The Camp Photographer
Originally published 2/8/23
Words and Photos by Michael Zurvalec
After almost a year of shooting and another spent thinking about how best to word this, I think the time’s come for me to finally share how I became the unofficial camp photographer so, here it goes:
Like many things over my time at Tahquitz, becoming the camp photographer started out as an innocent favor among friends one afternoon. Back then, every Scout unit that came to camp would have a group photo taken by a professional photographer during the check-in process and be given the option to purchase copies of it at the end of the week. As a scout I never enjoyed that process much, oftentimes it would take an unhealthy amount of shouting and pointing to get my zombie hoard of a scout troop lined up to take a photo and as a staff member I always felt bad husting scouts from the pool back to their campsites to get dressed for dinner only to have to make them stand still for a picture. At the same time, I always had a fair bit of respect for Gary, the older, bearded gentleman up on a ladder taking those photos week after week, summer after summer. Gary, as I learned early on ran his operation out of a small, rustic studio about 15 miles down the highway from our camp and had spent the last nearly four decades as the go-to photographer for most camps in the area so when the summer of 2019 rolled around, it looked like Gary would be shooting all our photos again too. I’d still packed my camera with me when I showed up for staff and assumed my “duties” would be limited to the quick shots I took of every staff member during training week and whatever photos I found time to shoot as the summer went on. I wanted to build off a set of photos I shot during a team building activity the previous summer and at the very least we could use those photos for social media content in the off-season.

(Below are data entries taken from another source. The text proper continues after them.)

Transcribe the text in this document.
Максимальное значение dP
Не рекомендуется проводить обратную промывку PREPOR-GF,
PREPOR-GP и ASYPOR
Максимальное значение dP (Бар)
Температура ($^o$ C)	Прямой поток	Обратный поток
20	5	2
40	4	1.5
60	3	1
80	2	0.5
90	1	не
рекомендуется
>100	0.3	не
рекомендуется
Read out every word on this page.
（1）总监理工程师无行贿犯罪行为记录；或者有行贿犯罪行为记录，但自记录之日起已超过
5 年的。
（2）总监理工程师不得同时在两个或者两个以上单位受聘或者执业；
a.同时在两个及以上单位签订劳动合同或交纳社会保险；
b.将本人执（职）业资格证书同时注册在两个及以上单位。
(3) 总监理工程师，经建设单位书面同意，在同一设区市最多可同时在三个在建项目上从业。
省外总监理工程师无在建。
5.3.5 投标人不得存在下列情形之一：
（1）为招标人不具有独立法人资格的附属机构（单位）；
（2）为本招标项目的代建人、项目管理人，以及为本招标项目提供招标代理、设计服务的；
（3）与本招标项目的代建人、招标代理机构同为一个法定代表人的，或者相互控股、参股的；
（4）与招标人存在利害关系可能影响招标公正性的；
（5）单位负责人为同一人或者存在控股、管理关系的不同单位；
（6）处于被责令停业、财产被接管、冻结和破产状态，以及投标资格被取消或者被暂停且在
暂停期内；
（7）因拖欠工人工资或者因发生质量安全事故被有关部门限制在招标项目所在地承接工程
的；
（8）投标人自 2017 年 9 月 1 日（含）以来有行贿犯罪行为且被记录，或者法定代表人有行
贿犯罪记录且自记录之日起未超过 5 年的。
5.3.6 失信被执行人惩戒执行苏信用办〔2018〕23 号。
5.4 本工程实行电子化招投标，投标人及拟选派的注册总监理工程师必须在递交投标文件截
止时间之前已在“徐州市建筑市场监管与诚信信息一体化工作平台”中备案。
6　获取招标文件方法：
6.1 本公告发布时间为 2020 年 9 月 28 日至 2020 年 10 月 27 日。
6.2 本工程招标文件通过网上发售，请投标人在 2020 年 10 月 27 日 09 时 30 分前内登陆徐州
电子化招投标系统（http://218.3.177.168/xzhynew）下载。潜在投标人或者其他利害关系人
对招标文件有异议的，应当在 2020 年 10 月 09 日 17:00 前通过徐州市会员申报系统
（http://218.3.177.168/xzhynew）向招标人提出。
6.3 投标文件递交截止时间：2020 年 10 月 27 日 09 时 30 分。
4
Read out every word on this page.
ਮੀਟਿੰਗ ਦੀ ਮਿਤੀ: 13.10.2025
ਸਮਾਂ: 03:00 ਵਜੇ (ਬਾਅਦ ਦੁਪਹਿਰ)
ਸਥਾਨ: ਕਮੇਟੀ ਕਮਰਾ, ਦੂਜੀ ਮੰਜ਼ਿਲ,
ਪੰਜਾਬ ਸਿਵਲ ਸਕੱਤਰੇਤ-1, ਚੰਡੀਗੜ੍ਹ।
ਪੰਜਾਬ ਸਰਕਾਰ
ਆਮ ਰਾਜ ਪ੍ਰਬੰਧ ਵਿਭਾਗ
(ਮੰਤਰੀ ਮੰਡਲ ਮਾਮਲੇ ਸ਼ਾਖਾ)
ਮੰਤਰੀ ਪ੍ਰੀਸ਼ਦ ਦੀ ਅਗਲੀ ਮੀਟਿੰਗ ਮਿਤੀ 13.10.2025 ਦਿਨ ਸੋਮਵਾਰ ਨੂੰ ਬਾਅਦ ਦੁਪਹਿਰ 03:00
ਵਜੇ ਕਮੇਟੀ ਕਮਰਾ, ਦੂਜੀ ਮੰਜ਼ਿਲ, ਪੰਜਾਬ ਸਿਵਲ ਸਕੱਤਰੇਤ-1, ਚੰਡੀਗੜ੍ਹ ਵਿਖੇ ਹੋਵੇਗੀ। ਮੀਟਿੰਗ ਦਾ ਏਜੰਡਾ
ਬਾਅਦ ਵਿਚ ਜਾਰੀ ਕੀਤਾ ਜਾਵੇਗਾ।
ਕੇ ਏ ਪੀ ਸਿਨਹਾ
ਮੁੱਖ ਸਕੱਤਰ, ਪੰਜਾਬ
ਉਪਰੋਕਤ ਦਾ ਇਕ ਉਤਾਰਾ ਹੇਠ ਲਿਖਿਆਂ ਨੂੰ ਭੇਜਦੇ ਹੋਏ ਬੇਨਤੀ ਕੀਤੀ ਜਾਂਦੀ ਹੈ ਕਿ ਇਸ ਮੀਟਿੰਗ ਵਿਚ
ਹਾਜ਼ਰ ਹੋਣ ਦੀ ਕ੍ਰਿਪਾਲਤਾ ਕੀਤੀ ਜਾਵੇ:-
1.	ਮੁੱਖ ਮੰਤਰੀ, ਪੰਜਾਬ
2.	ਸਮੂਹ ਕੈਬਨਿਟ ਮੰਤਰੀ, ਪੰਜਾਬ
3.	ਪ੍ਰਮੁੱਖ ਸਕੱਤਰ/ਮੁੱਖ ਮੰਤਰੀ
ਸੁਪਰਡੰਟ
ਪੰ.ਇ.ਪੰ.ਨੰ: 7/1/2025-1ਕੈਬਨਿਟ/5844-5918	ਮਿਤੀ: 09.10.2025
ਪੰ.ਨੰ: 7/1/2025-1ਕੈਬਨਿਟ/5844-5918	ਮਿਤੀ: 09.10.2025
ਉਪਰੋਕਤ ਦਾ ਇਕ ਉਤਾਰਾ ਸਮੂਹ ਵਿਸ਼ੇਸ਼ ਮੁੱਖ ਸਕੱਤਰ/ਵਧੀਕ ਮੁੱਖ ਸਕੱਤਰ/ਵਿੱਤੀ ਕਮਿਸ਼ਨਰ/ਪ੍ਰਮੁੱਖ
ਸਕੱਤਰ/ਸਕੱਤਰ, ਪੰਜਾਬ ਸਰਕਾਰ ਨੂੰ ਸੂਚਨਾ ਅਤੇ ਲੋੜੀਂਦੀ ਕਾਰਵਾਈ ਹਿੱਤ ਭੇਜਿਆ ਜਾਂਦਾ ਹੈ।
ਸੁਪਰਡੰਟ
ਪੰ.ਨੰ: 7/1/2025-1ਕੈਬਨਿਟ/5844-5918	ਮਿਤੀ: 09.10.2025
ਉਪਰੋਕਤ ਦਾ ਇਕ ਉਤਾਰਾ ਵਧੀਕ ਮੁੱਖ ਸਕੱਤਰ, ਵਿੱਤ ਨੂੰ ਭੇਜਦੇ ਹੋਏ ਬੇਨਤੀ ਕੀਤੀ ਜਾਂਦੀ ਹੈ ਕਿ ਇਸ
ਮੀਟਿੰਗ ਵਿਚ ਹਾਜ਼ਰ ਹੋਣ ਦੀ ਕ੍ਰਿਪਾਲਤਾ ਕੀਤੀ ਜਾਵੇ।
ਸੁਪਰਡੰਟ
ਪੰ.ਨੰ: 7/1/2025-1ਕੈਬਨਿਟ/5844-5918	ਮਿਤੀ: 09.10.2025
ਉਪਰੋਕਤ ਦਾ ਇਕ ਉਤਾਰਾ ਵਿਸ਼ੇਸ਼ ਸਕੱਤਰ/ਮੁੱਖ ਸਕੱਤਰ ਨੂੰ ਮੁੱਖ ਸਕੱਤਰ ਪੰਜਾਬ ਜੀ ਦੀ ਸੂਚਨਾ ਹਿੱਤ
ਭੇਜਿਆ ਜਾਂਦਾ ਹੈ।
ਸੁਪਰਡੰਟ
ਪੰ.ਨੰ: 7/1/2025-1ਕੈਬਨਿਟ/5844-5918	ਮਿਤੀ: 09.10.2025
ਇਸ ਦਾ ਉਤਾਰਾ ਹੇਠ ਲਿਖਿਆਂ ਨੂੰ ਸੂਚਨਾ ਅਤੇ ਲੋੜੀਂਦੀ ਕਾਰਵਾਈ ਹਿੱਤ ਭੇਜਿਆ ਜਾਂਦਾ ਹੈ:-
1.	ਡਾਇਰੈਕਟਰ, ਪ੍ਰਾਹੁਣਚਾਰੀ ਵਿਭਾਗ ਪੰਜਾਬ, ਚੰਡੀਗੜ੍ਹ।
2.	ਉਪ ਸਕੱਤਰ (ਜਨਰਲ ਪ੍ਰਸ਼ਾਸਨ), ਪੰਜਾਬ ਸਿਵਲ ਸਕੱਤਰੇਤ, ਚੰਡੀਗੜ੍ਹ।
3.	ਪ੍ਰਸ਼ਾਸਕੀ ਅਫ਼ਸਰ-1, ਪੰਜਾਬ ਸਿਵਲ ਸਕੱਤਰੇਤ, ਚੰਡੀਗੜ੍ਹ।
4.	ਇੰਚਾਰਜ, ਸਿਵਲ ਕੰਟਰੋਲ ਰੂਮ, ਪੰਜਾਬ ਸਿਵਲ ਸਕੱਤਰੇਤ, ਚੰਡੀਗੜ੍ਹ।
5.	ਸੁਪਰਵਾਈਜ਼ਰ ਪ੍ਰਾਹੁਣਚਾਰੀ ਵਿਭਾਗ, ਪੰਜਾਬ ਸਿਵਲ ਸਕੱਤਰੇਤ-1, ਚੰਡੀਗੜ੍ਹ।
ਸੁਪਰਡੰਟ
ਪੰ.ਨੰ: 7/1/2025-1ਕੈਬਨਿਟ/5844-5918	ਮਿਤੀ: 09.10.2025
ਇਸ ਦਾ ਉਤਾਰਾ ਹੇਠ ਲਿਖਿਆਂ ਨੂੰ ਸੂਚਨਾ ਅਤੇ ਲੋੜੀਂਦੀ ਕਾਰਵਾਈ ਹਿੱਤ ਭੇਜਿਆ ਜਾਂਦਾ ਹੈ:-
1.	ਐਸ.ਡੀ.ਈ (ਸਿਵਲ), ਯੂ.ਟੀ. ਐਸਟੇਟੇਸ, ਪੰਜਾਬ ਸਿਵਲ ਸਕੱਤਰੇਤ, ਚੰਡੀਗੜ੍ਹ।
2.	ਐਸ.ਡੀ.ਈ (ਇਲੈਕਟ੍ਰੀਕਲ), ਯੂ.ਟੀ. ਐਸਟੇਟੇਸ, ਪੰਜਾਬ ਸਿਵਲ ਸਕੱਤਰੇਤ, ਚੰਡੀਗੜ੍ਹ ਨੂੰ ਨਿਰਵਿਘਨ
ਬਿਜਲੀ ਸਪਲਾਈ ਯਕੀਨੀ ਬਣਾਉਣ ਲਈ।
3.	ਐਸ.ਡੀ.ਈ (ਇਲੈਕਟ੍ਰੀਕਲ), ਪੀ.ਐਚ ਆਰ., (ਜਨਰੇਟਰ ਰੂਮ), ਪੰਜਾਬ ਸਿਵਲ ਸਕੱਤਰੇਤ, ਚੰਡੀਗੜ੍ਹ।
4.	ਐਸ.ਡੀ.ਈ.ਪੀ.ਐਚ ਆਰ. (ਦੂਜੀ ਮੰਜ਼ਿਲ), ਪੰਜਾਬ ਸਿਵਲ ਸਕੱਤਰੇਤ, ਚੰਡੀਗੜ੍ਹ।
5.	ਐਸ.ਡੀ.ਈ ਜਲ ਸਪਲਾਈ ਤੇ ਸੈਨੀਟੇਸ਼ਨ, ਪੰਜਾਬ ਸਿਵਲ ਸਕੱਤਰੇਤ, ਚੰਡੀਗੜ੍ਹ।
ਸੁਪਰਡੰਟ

As it turned out, that plan worked great for all of about two weeks before I got called up into the camp office one hot, dusty Sunday afternoon and I knew by the look on Christian and Jason’s faces something was up. They said they were really sorry to do this to me and asked me would I mind taking that week’s photos for them? Apparently Gary had suffered a medical emergency and would be unable to continue taking those photos for the rest of the summer and stupidly, I agreed.
I have a newfound respect for the antics that photographers go through now after those three weeks of herding cats and an incredible gratitude to the staff members who both kept me off the deep end and helped wrangle hoards of scouts into something resembling order to take a quick picture. Unlike Gary, I lacked a lot of the “professional” equipment one would expect to see for a job like that and shot everything on a mid-range Canon DSLR with a cheap kit lens and a Speedlite that dated back almost forty years to my dads time as a photo communications student. I would shoot the photos, spend either a late Sunday night or a hectic Monday morning between sessions of program sorting through upwards of two hundred frames into folders by troop and then deliver them down to Gary’s studio due to the limitations of camp’s internet connection. I don’t ever want to do that again, but almost four years aver the fact I can look back and say that while challenging, it was a wonderful learning experience that I feel fortunate to have had.
13 months later, after I’d sworn off camp staff, a global pandemic swept through, and the camp we all knew and loved nearly burnt to the ground I returned once again with the same old camera and became the unofficial camp photographer. This time however, I came of my own free will, I wasn’t forced into anything, and had a very simple assignment: tell a story.
I returned that day in October, again in November and again over several weekends during the following year to follow and document the process of dragging Tahquitz in some cases kicking and screaming out of Covid hibernation and getting camp back into shape for summer camp in 2021 and you know what? I loved every minute of it. Alright, maybe not the time I fell through a hole in the floor of the old Ranger’s House or the time I fell backwards into the lake but almost every minute of it. I got to experience camp in the snow for the first time, and capture not only my own memories, but everyone else’s too.
Out of all the hundreds of frames I shot over those four years, a few stand out as real highlights and a couple make me cry from time to time. In September, I took a group shot of all the volunteers who turned up to help welcome Joe, the new Camp Director to his post by demolishing the interior of his house and in November I got to experience camp in the snow for the first time as a group of us walked around and brainstormed ideas for the coming year. I took photos of my friends and photos of the place I called home for so many summers. In January 2021 I took a couple photos of my friends Max, Jack, Jason, and Josh when we broke out of quarantine for another day in the snow and in August, I rigged a remote shutter to take the staff photo for what truly became my last year on staff. Even now, its difficult to look at those photos. A week after that snow day in early January I received the horrible news that Max had died over the weekend in a terrible accident and in the spring of that same year I granted permission to use one of my photos as the basis for the staff shirt design. It’s a wonderful design, don’t get me wrong but If I had known then I was going to be on staff I wouldn’t have allowed it.
My time as an unofficial camp photographer was a crash course in everything from stress management and storytelling to time management and organization. I learned a lot in two relatively short visits to Gary’s studio and even more just wandering the camp property during those first few workdays back before summer camp and in the end, it was a way for me to say one last goodbye to camp before I moved on to bigger, more important, more “adult” things in my life.